Automated compute commitments is OpsNow’s specialty and we regularly save enterprises well over 40% by reserving instances after rightsizing and scheduling, while ensuring high utilization and coverage. We do this via a tool called AutoSavings – the biggest value being that OpsNow provides improved savings without end customers needing to commit to the usual 1 or 3 year period. By removing this risk, we can act quickly to ensure maximum savings.
The final step is continual monitoring of cloud resource usage and costs. Cloud platforms provide detailed metrics that can be analyzed to identify waste and optimization opportunities. Utilizing alerts for anomalies based on tag groups or other well-defined processes is an important and often overlooked step. Environments without a structured tagging process and loose or inconsistent processes for terminating unused resources are often written off as a cost of the cloud, but if managed correctly can save another 15% or more.
It’s also essential to set usage thresholds and alerts to be notified of unusual activity. For example, one of our clients found that a runaway batch job was needlessly maxing out CPU for hours. By setting alerts, they were able to take proactive steps to address the issue, resulting in over 20% monthly savings.

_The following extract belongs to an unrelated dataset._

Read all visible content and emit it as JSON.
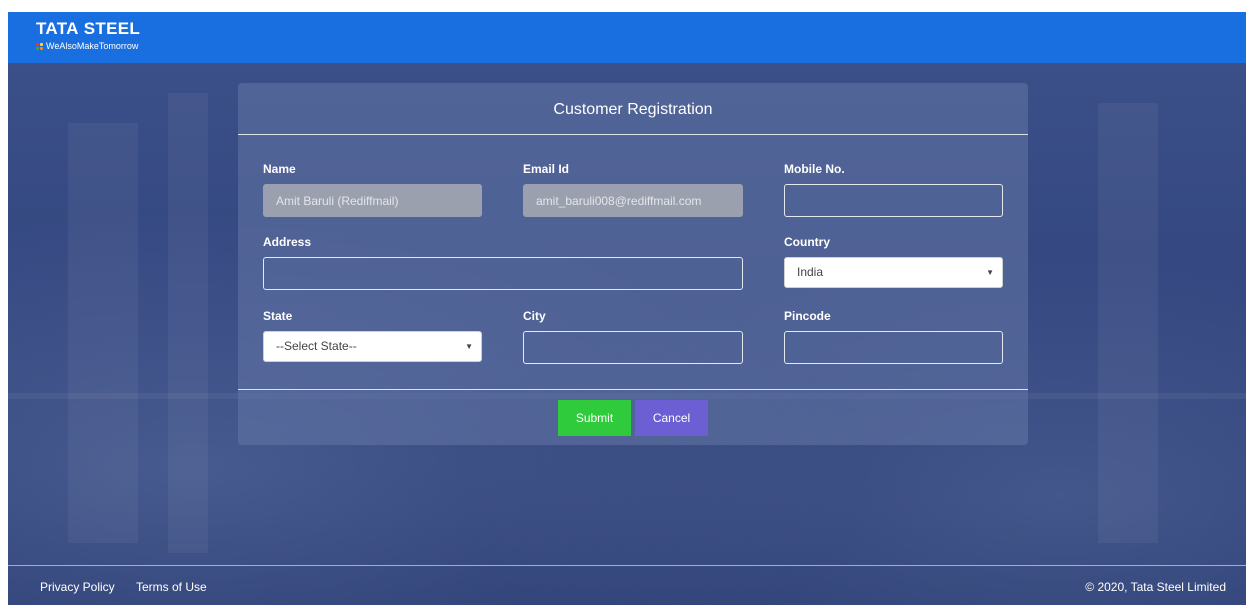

Regular monitoring ensures environments remain properly right-sized and scaled over time, while also unlocking additional savings opportunities. Don’t confuse performance management and customer experience with the financial side of the cost optimization. While they often use the same tools the objectives are different.

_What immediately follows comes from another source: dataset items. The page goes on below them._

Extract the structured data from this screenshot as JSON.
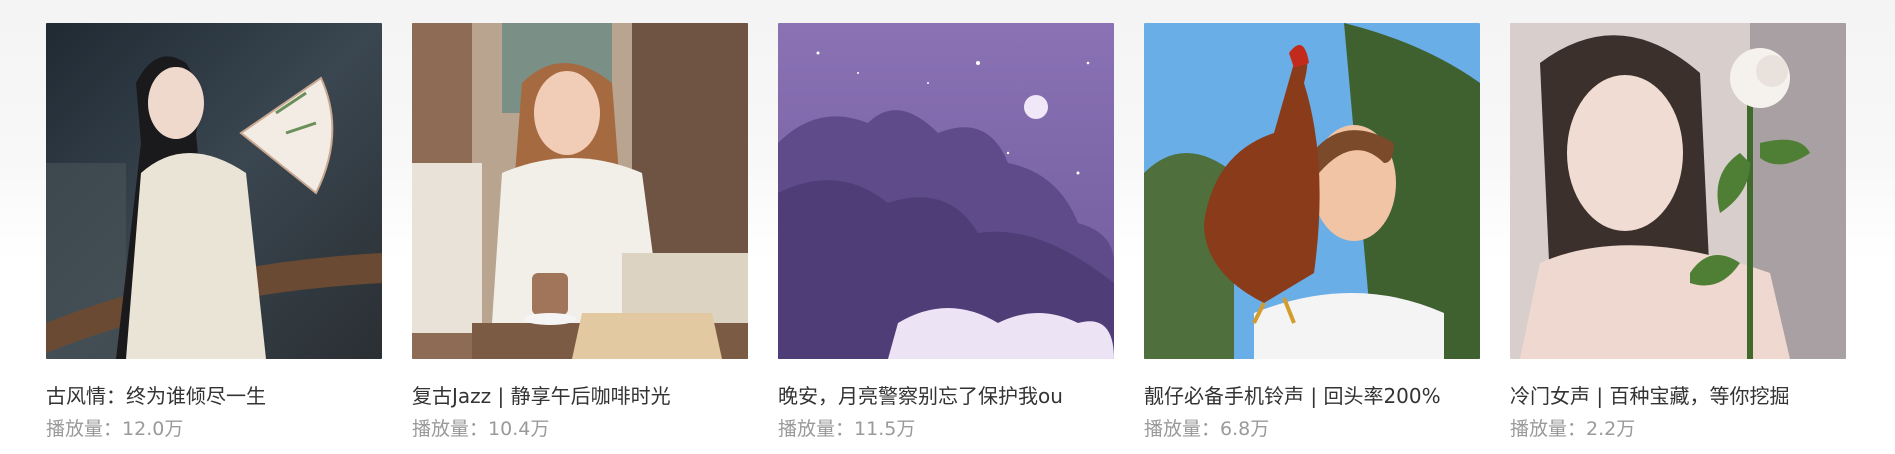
{
  "playlists": [
    {
      "title": "古风情：终为谁倾尽一生",
      "plays_label": "播放量：",
      "plays": "12.0万",
      "cover": "hanfu-woman-fan-image"
    },
    {
      "title": "复古Jazz | 静享午后咖啡时光",
      "plays_label": "播放量：",
      "plays": "10.4万",
      "cover": "woman-coffee-cafe-image"
    },
    {
      "title": "晚安，月亮警察别忘了保护我ou",
      "plays_label": "播放量：",
      "plays": "11.5万",
      "cover": "purple-night-sky-moon-image"
    },
    {
      "title": "靓仔必备手机铃声 | 回头率200%",
      "plays_label": "播放量：",
      "plays": "6.8万",
      "cover": "man-with-hen-image"
    },
    {
      "title": "冷门女声 | 百种宝藏，等你挖掘",
      "plays_label": "播放量：",
      "plays": "2.2万",
      "cover": "woman-white-rose-image"
    }
  ],
  "colors": {
    "title": "#333333",
    "plays": "#9a9a9a"
  }
}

After going through the rightsizing, auto-scaling, and the reservations process; enterprises can further optimize costs by utilizing spot instances. These provide unused compute capacity at discounts of up to 70% over on-demand.
The tradeoff is spot instances can be reclaimed if the cloud provider needs the capacity. Therefore, Spot Instances are ideal for workloads that are fault-tolerant such as batch processing jobs, development and testing environments, big data analysis, and any application with flexible start and end times. For those of you with Kubernetes environments, you likely already have extensive spot implementations as this can be a natural fit - but for getting too many failed requests or you have a stateful environment a balance of on-demand can make sense.
Beyond resource allocation and purchasing choices, another way to improve cloud efficiency is through code optimization. Well-written code places less demand on infrastructure while enabling instances to fully maximize capabilities. While not the scope for this post, this arguably should be the first part of your optimization order of operations as this can dramatically impact performance and compute utilization.
Even small code improvements can accumulate to dramatic cost savings at scale. Just a 10% reduction in overall resource needs provides opportunity for considerable instance downsizing. For example, one company reduced each web request’s CPU utilization from 800ms to 200ms through code optimizations. This allowed servers to handle 5X more traffic without any modification to the underlying VMs.
Additionally, much of the cloud runs on NGINX. If you have NGINX or similar load balancers in your environment, tuning these tools can provide a dramatic improvement as this is oft-overlooked choke point between your services and customers.
Managing cloud costs requires following a best-practice order of operations: First rightsize instances, then enable scheduling and auto-scaling, next reserve capacity, and finally implement a process to monitor costs and identify anomalies. When implemented effectively and periodically reviewed, the hassles of unforeseen cloud spend can be greatly reduced. Using tools like OpsNow that highlight the savings opportunities and provide trustworthy analytics solve part of the problem - we think an important part; but as with anything operations needs to play an active role.